О Мастере: «Вышел на прямую связь с высшим. Ему дано почувствовать». «Творчество — сиюсекундный процесс». «Медиум! Ему дано непосредственное знание истины». «Два разных человека перед нами».
Об Иудушке: «Масштаб личности: Шекспир, но по-русски, — Ричард». «Демагог на «холодном глазу»». «Знаменательный сын, предсказанный святым старцем». «Деревенский, простой, темный, «немного» дремучий. Не хитрит». «Любящий, никого не обманывающий и очень непосредственный сын». «Достойный продолжатель рода Головлевых — знатного, хозяйственного и рачительного рода!» «Крупная сволочь «Рокфеллер»». «Духовный герой со своей святой темой». «Стеклянный урод». «Тать в нощи». «Очень наивен, невежественен, сутяга, «боится» черта». «Жлоб с отмороженными глазами. Только я, только мне, и только». «Апостол безнравственности».
Как художник накладывает краску слой за слоем, так и Смоктуновский постепенно создавал своих героев из «оценок», раздумий, описаний, из неожиданных сравнений и странных сопоставлений. Смоктуновский выписывает на нолях оттенки той или иной фразы, душевного движения, анализирует физическое и нравственное состояние героя в тот или иной момент действия.
В записях артиста зафиксировано его отношение со своими героями как с близкими людьми, которыми восхищаешься и на которых негодуешь, которых понимаешь в каких-то почти неуловимых оттенках мысли и настроений, душевных движений, симпатий и антипатий…
Он смотрит на героев со стороны, оценивая их с позиции заинтересованного наблюдателя, и только изредка его сдержанность изменяет ему, и тогда актер вдруг напрямую обращается к своему герою как к Другому, как отдельно от него существующему человеку из плоти и крови. Когда царь Федор «взял все на себя», простив Шуйского, артист обратился на полях к нему напрямую:
«Своим поступком ты доказал, что так же высок духом, как и раньше».

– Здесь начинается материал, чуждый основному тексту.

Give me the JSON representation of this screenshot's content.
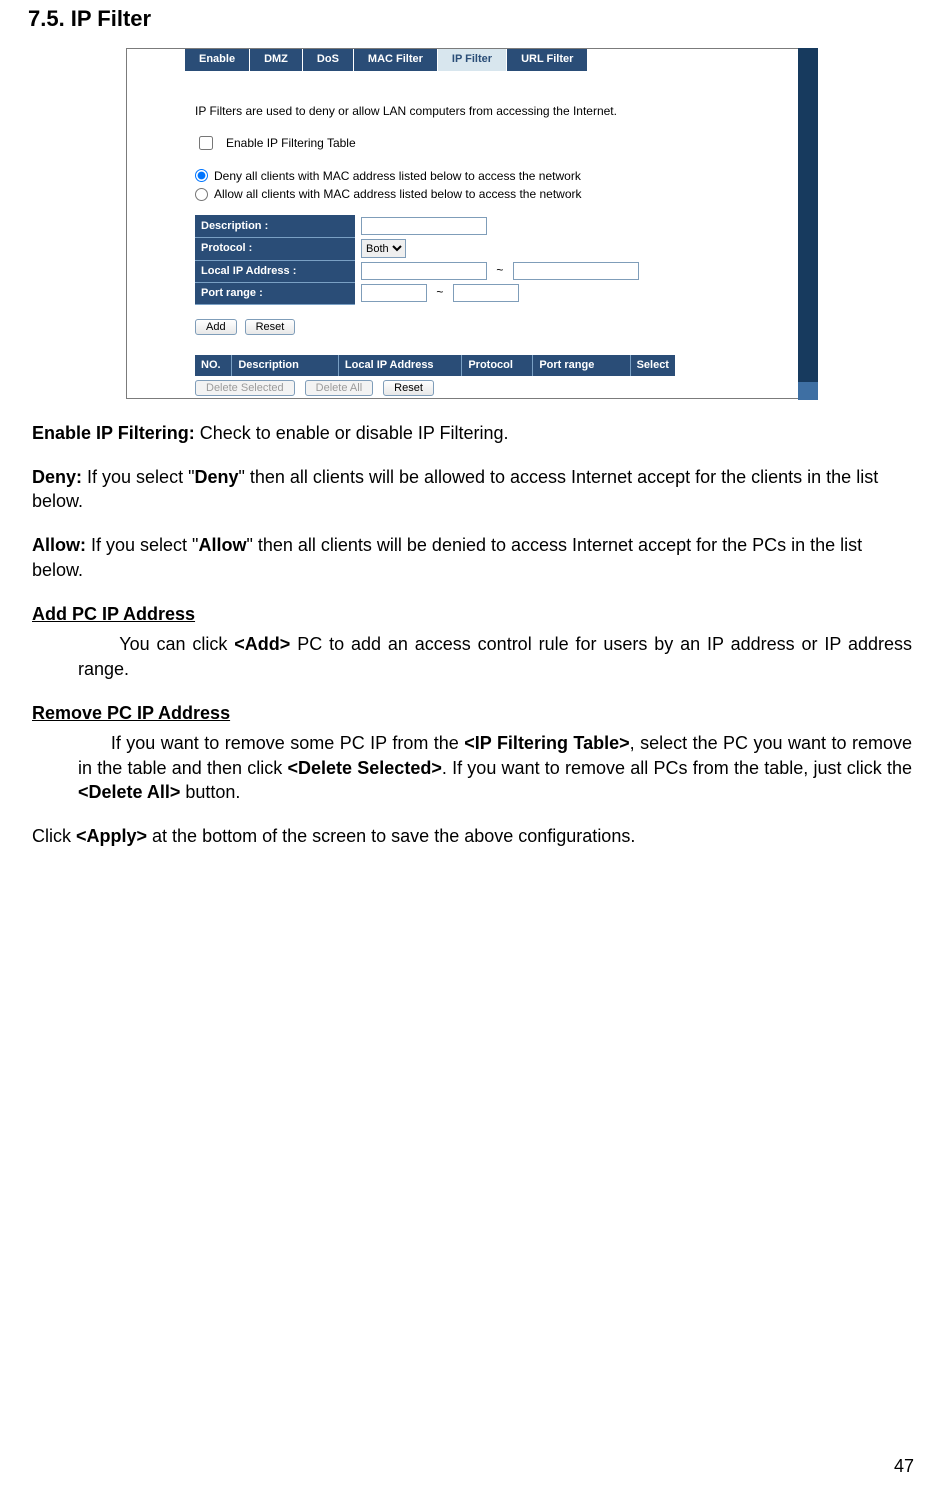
{
  "section_title": "7.5. IP Filter",
  "tabs": {
    "items": [
      "Enable",
      "DMZ",
      "DoS",
      "MAC Filter",
      "IP Filter",
      "URL Filter"
    ],
    "active_index": 4
  },
  "panel": {
    "intro": "IP Filters are used to deny or allow LAN computers from accessing the Internet.",
    "enable_label": "Enable IP Filtering Table",
    "radio_deny": "Deny all clients with MAC address listed below to access the network",
    "radio_allow": "Allow all clients with MAC address listed below to access the network",
    "form": {
      "description_label": "Description :",
      "protocol_label": "Protocol :",
      "protocol_selected": "Both",
      "localip_label": "Local IP Address :",
      "portrange_label": "Port range :"
    },
    "buttons": {
      "add": "Add",
      "reset": "Reset",
      "delete_selected": "Delete Selected",
      "delete_all": "Delete All",
      "reset2": "Reset"
    },
    "grid_headers": {
      "no": "NO.",
      "description": "Description",
      "localip": "Local IP Address",
      "protocol": "Protocol",
      "portrange": "Port range",
      "select": "Select"
    }
  },
  "desc": {
    "enable_label": "Enable IP Filtering:",
    "enable_text": " Check to enable or disable IP Filtering.",
    "deny_label": "Deny:",
    "deny_text_a": " If you select \"",
    "deny_bold": "Deny",
    "deny_text_b": "\" then all clients will be allowed to access Internet accept for the clients in the list below.",
    "allow_label": "Allow:",
    "allow_text_a": " If you select \"",
    "allow_bold": "Allow",
    "allow_text_b": "\" then all clients will be denied to access Internet accept for the PCs in the list below.",
    "add_heading": "Add PC IP Address",
    "add_text_a": "You can click ",
    "add_bold": "<Add>",
    "add_text_b": " PC to add an access control rule for users by an IP address or IP address range.",
    "remove_heading": "Remove PC IP Address",
    "remove_text_a": "If you want to remove some PC IP from the ",
    "remove_bold1": "<IP Filtering Table>",
    "remove_text_b": ", select the PC you want to remove in the table and then click ",
    "remove_bold2": "<Delete Selected>",
    "remove_text_c": ". If you want to remove all PCs from the table, just click the ",
    "remove_bold3": "<Delete All>",
    "remove_text_d": " button.",
    "apply_text_a": "Click ",
    "apply_bold": "<Apply>",
    "apply_text_b": " at the bottom of the screen to save the above configurations."
  },
  "page_number": "47"
}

Или на полях сцены Иванова с Шурочкой в доме Лебедевых:
«Ах, как мне жаль этого человека. Он испуган тем, каков он сейчас. Что же это такое? Он хочет найти объяснение этому».
Об Иудушке в сцене с Аннинькой:
«Боже мой, Боже мой, какая безнравственность».

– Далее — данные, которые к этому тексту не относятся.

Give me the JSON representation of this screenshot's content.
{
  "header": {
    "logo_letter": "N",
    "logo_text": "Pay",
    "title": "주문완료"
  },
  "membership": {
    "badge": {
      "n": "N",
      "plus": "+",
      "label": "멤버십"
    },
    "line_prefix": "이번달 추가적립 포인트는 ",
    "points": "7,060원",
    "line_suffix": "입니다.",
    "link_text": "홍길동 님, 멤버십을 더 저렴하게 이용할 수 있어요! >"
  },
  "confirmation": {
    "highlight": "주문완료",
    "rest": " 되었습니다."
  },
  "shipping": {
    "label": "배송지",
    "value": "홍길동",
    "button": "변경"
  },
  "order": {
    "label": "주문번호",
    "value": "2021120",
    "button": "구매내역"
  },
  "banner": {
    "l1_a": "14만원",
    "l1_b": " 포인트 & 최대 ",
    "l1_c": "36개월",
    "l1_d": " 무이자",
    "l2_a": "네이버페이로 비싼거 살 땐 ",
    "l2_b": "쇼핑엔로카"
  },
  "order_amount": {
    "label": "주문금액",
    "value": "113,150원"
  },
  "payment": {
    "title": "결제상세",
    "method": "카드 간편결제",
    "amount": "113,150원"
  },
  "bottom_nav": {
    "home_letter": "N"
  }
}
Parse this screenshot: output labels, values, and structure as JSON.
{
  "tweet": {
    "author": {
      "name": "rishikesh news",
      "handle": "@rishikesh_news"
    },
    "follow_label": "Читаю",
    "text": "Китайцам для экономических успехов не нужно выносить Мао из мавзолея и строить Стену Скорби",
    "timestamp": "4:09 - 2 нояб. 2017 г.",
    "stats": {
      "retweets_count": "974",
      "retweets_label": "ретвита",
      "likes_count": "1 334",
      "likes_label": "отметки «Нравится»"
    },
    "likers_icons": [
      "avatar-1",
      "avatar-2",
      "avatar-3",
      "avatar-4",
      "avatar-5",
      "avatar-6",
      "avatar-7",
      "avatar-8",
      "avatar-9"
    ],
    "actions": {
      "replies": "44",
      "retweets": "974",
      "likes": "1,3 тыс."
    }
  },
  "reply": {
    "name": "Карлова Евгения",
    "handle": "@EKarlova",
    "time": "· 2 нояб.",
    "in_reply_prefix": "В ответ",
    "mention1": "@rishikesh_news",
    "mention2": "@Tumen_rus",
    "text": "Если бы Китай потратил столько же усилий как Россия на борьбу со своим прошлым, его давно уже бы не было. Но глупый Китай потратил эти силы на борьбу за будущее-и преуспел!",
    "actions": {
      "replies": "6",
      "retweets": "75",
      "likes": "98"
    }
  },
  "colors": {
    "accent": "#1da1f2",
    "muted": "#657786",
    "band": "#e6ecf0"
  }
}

В заметках второго раздела актер изучает своего героя как Другого, и в пометках запечатлен процесс постижения образа. Причем постижения, которое неотделимо связано с созданием. Актер как бы «забывает» о придуманности своего персонажа, о воле автора. Он анализирует поступки, слова, душевные движения персонажа не как выражение авторской воли, а спонтанную реакцию данного индивида на то или иное событие. Он постигает внутреннюю жизнь царя Федора, исходя из собственных представлений о мире и душе человеческой, и тем самым создает образ своего Федора, отличного от того, как видел и понимал своего героя А. К Толстой.
Можно сказать, что первые две группы пометок фиксируют способы работы Смоктуновского с образом (анализ стилистических особенностей того или иного автора; определение сверхзадачи пьесы и роли; выстраивание непрерывности душевной жизни его персонажа и т. д.). И собственно значение этих пометок трудно переоценить. Но существует еще один пласт пометок, выходящих за рамки «работы» с образом и переводящих разговор о способах взаимодействия актера и роли в иную плоскость.

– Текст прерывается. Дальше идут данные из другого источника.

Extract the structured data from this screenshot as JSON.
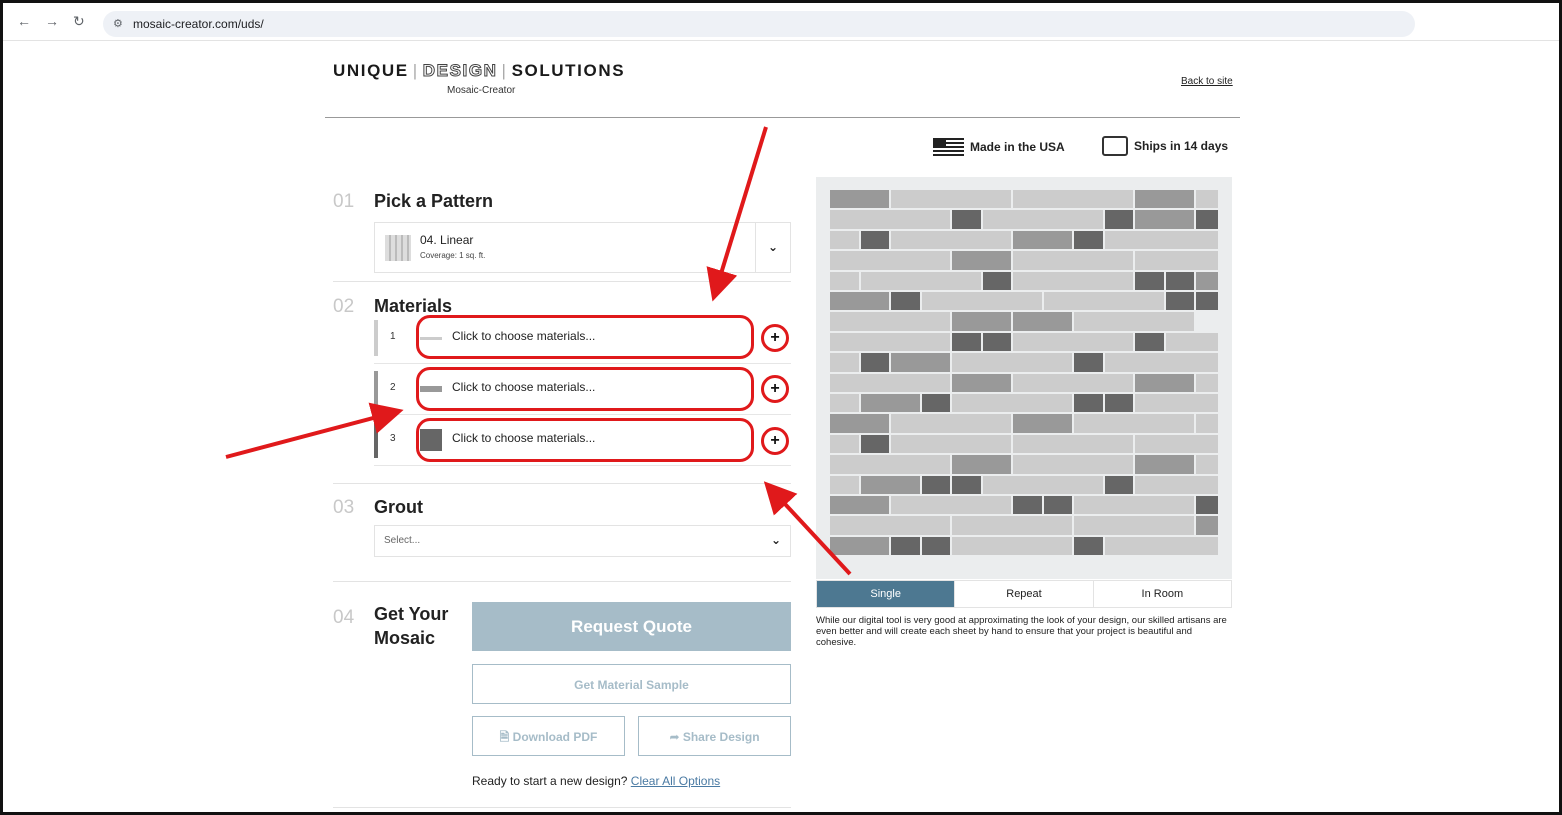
{
  "browser": {
    "back_icon": "arrow-left-icon",
    "forward_icon": "arrow-right-icon",
    "reload_icon": "reload-icon",
    "url": "mosaic-creator.com/uds/"
  },
  "header": {
    "logo_word1": "UNIQUE",
    "logo_word2": "DESIGN",
    "logo_word3": "SOLUTIONS",
    "logo_sub": "Mosaic-Creator",
    "back_link": "Back to site"
  },
  "badges": {
    "made": "Made in the USA",
    "ships": "Ships in 14 days"
  },
  "steps": {
    "pattern": {
      "num": "01",
      "title": "Pick a Pattern",
      "name": "04. Linear",
      "coverage": "Coverage: 1 sq. ft."
    },
    "materials": {
      "num": "02",
      "title": "Materials",
      "rows": [
        {
          "num": "1",
          "label": "Click to choose materials...",
          "color": "#cccccc"
        },
        {
          "num": "2",
          "label": "Click to choose materials...",
          "color": "#999999"
        },
        {
          "num": "3",
          "label": "Click to choose materials...",
          "color": "#666666"
        }
      ],
      "add_symbol": "+"
    },
    "grout": {
      "num": "03",
      "title": "Grout",
      "placeholder": "Select..."
    },
    "get": {
      "num": "04",
      "title_line1": "Get Your",
      "title_line2": "Mosaic",
      "request_quote": "Request Quote",
      "sample": "Get Material Sample",
      "download": "Download PDF",
      "share": "Share Design",
      "restart_text": "Ready to start a new design?",
      "clear_link": "Clear All Options"
    }
  },
  "preview": {
    "tabs": [
      "Single",
      "Repeat",
      "In Room"
    ],
    "active_tab": "Single",
    "disclaimer": "While our digital tool is very good at approximating the look of your design, our skilled artisans are even better and will create each sheet by hand to ensure that your project is beautiful and cohesive."
  },
  "colors": {
    "light": "#cccccc",
    "mid": "#999999",
    "dark": "#666666",
    "accent": "#4d7891",
    "highlight": "#e0191b"
  }
}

Если записи первых двух разделов фиксируют привычный способ восприятия художественного образа, дистанцию, с которой мы воспринимаем его, то третья группа к традиционным двум измерениям восприятия героя литературного произведения добавляет еще одно. В записях артиста зафиксирован непостижимый момент слияния актера и образа. Слияния, недоступного не читателю и зрителю, но и самому автору пьесы или романа. В его заметках отражен момент возникновения «человеко-образа», момент, когда актер и персонаж становятся единым целым. Смоктуновский воспринимает своего героя уже не со стороны, а изнутри, сливается с ним. Начинает оценивать ситуации пьесы, поступки других персонажей с точки зрения своего героя. Появляется то самое «Я», когда актер становится Иудушкой, Федором, Ивановым.
На полях сцены Федора с Годуновым:
«Это моя боль, боль и доброта».
Уже не от себя-актера, но от себя-Федора.
Этот момент превращения, возникновение «Я» по отношению к герою, похожий на невообразимое пересечение где-то в головокружительных пространствах двух параллельных прямых, зафиксирован в строчках на полях тетрадей.